Mieu

Regions with significant populations
- Northern Vietnam: Cao Bằng, Lạng Sơn, Bắc Giang Provinces

Languages
- Ná-Meo, Tày, Vietnamese

Religion
- Animism

= Mieu people =

The Mieu people (aka Na Mieu, Na Mieo) live in the mountains of northern Vietnam. They are considered by the government of Vietnam to be a subgroup of the Hmong people and therefore not one of the 54 recognized ethnicities in Vietnam. However, the Mieu reject this and see themselves as a distinct ethnicity.

==Origin and 'Loss of Country'==
According to Mieu folk songs (tu siv) the Mieu people descended from immigrants from southern China. They are said to have had their own kingdom in Liuzhou, near Guilin in Guangxi. They rose up in arms to the invasion, oppression, and exploitation they faced from the Manchus and Han Chinese. When a large force was sent to destroy this resistance, the Mieu fled to Vietnam.

==Language==
Like Hmong dialects, the Mieu language is also a member of Miao languages. It is officially classified as a Hmong dialect by Vietnamese linguists. However, they are neither intelligible with Hmong nor Xong, due to significant difference in vocabulary and accent. Their language might be a member of Hmu (Qiandong Miao, gheis Hmub - hveb Qeef dongb), most possibly the Southern Qiandong Miao [hms] language.

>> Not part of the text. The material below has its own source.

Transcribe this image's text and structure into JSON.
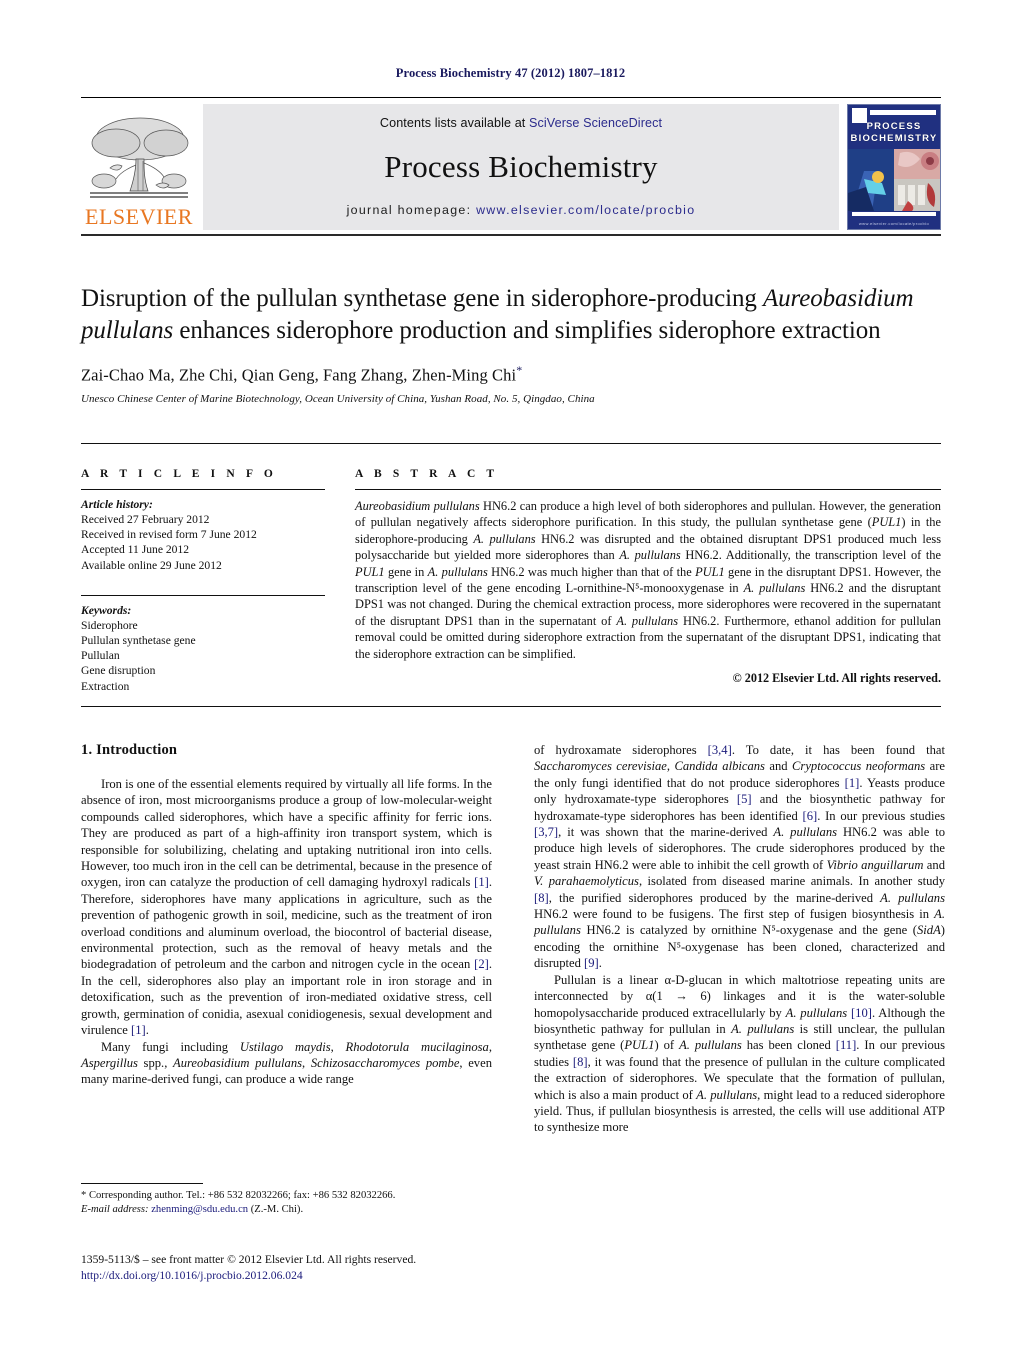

The Mieu were mainly monolingual until around 1954. During this time they had little contact with other ethnic groups except for some Mieu men who went to markets. Especially since 1968, when many Mieu were resettled to foothills to practice wet rice cultivation, more of them became fluent in Tay. When the resources of the central state to reach out to mountainous areas and the ethnic minorities there increased, Vietnamese became more dominant.

The Mieu do not have any writing system. The proposed Hmong script was rejected as not suitable for Mieu language. The Chinese Qiandong Miao Latin Alphabet might be suitable to them, which is based on Northern Qiandong Miao [hea].

Na Mieu is the sole non-Hmong Miao-speaking people outside China.

==Music==
Tu Siv, Mieu folk songs, are used to pass on knowledge of history. The most notable one is Siv Pax Quan (Loss of Country). It is sung during weddings, new year celebrations, when entering a new house, and so on.